Les étudiants apprennent à gérer et à préparer les matières radioactives de façon sécuritaire avant l’injection au patient, et à utiliser les machines pour garantir le résultat de l’examen. «On offre également des cours de psychologie afin de les préparer à gérer les patients claustrophobes, par exemple, ou encore les relations avec leurs collègues», précise l’enseignant.
Grâce à un financement de 2 270 000 $ provenant du ministère de l’Enseignement supérieur, trois nouveaux appareils TEP-CT permettent aux étudiants de s’exercer dans des conditions réelles.

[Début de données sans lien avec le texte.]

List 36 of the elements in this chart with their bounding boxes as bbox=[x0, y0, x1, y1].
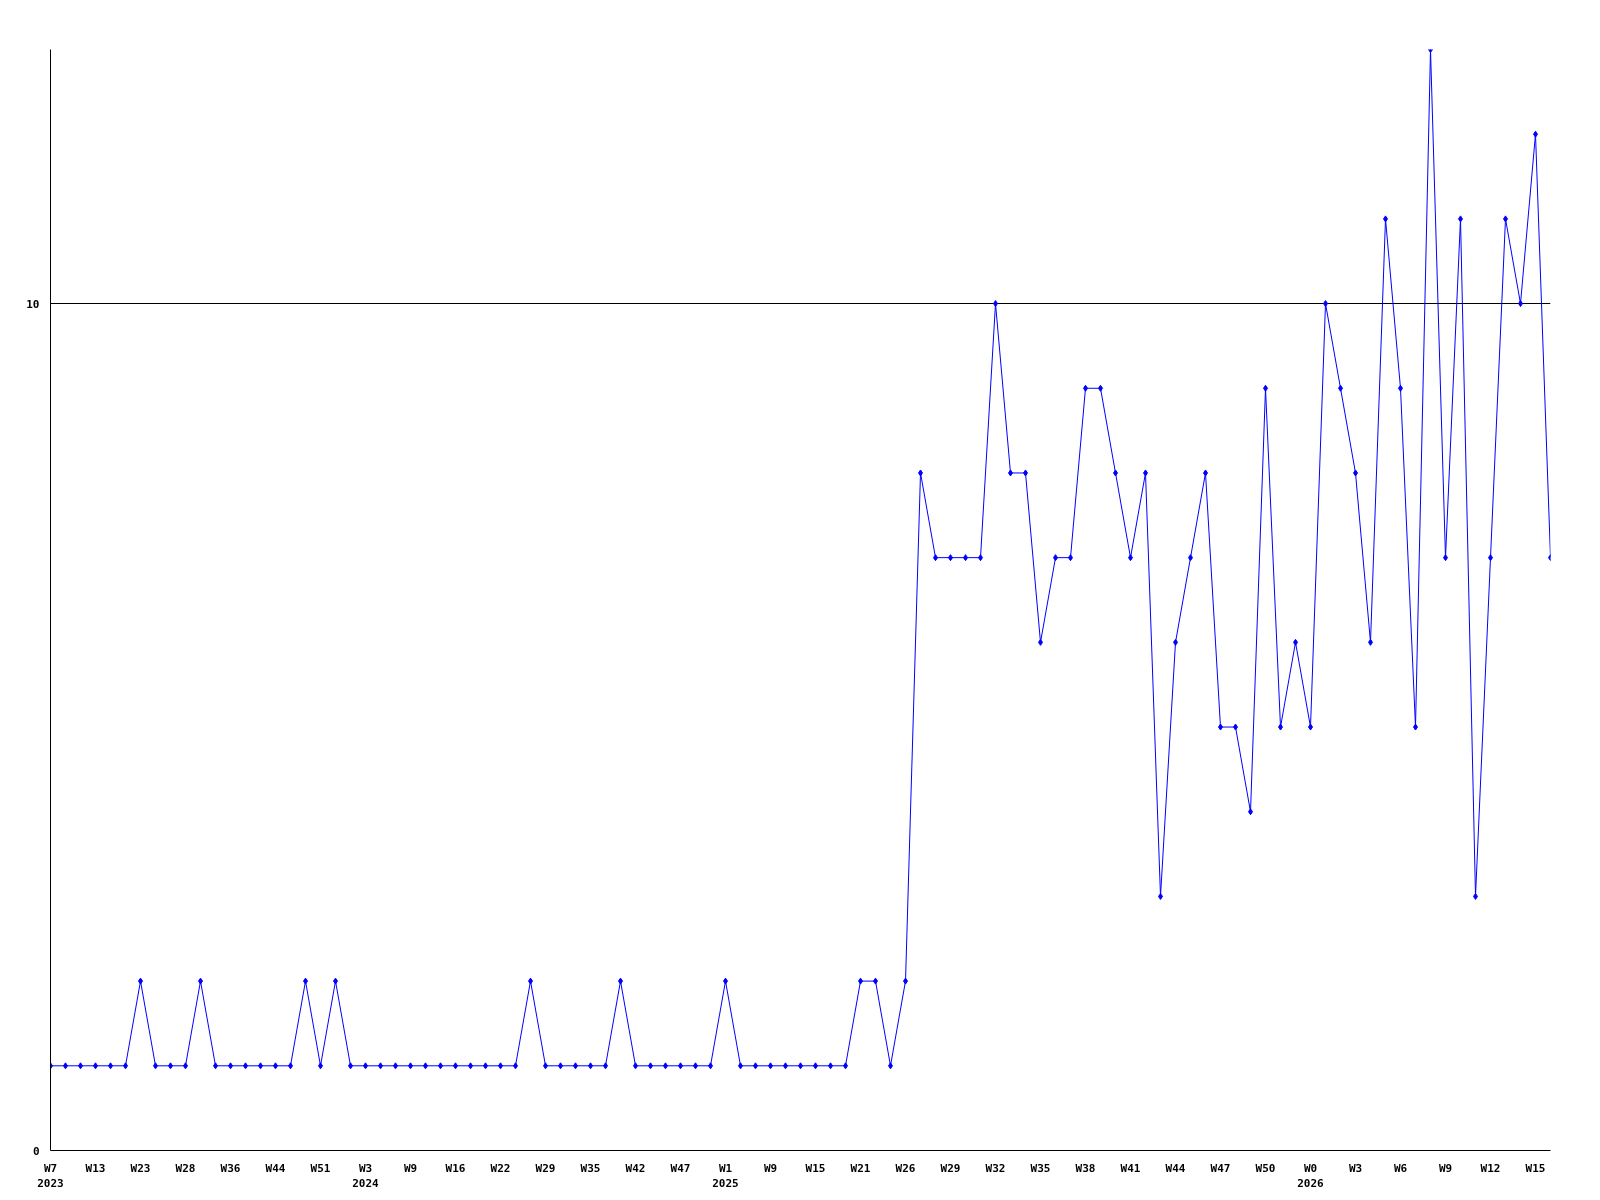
x-tick-label: W15 bbox=[805, 1161, 826, 1175]
x-tick-label: W29 bbox=[535, 1161, 556, 1175]
y-tick-label: 0 bbox=[32, 1144, 40, 1158]
x-tick-label: W9 bbox=[403, 1161, 418, 1175]
x-tick-label: W38 bbox=[1075, 1161, 1096, 1175]
x-tick-label: W51 bbox=[310, 1161, 331, 1175]
x-tick-label: W9 bbox=[1438, 1161, 1453, 1175]
x-tick-label: W16 bbox=[445, 1161, 466, 1175]
x-tick-label: W6 bbox=[1393, 1161, 1408, 1175]
x-tick-label: W0 2026 bbox=[1297, 1161, 1325, 1191]
x-tick-label: W44 bbox=[1165, 1161, 1186, 1175]
x-tick-label: W32 bbox=[985, 1161, 1006, 1175]
x-tick-label: W28 bbox=[175, 1161, 196, 1175]
y-tick-label: 10 bbox=[26, 297, 40, 311]
x-tick-label: W47 bbox=[1210, 1161, 1231, 1175]
x-tick-label: W9 bbox=[763, 1161, 778, 1175]
x-tick-label: W26 bbox=[895, 1161, 916, 1175]
x-tick-label: W13 bbox=[85, 1161, 106, 1175]
x-tick-label: W23 bbox=[130, 1161, 151, 1175]
x-tick-label: W22 bbox=[490, 1161, 511, 1175]
x-tick-label: W15 bbox=[1525, 1161, 1546, 1175]
x-tick-label: W42 bbox=[625, 1161, 646, 1175]
x-tick-label: W1 2025 bbox=[712, 1161, 739, 1191]
x-tick-label: W21 bbox=[850, 1161, 871, 1175]
x-tick-label: W36 bbox=[220, 1161, 241, 1175]
x-tick-label: W3 bbox=[1348, 1161, 1363, 1175]
x-tick-label: W44 bbox=[265, 1161, 286, 1175]
x-tick-label: W29 bbox=[940, 1161, 961, 1175]
x-tick-label: W41 bbox=[1120, 1161, 1141, 1175]
x-tick-label: W7 2023 bbox=[37, 1161, 64, 1191]
x-tick-label: W47 bbox=[670, 1161, 691, 1175]
x-tick-label: W50 bbox=[1255, 1161, 1276, 1175]
x-tick-label: W35 bbox=[1030, 1161, 1051, 1175]
x-tick-label: W12 bbox=[1480, 1161, 1501, 1175]
x-tick-label: W3 2024 bbox=[352, 1161, 380, 1191]
x-tick-label: W35 bbox=[580, 1161, 601, 1175]
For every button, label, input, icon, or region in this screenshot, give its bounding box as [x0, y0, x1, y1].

«Ce sont les mêmes machines qu’ils retrouveront en milieu hospitalier. Nous avons deux mannequins creux, Francis et Christian, dans lesquels on place des organes factices imprimés en 3D. Ils sont vides afin que les élèves puissent y injecter les produits et faire des images», souligne Mathieu Dallaire.
Le programme est apprécié par les étudiants. Pour Anjali, «la médecine nucléaire est une très belle option» qui lui permettra de trouver du travail partout, «y compris à l’international».
«On apprend quelque chose de pas commun, on est dans la santé sans être dans le dur, et le taux de placement est très bon», confirme sa camarade Laeticia.
Si leur avenir professionnel semble assuré, le salaire reste cependant une ombre au tableau. «Non seulement le stage de dernière année n’est pas rémunéré, mais les salaires ne sont pas à la hauteur. Le métier de technologue est bien mieux reconnu à l’étranger et c’est un point crucial si l’on veut sortir de la pénurie qui perdure depuis de nombreuses années», conclut Mathieu Dallaire.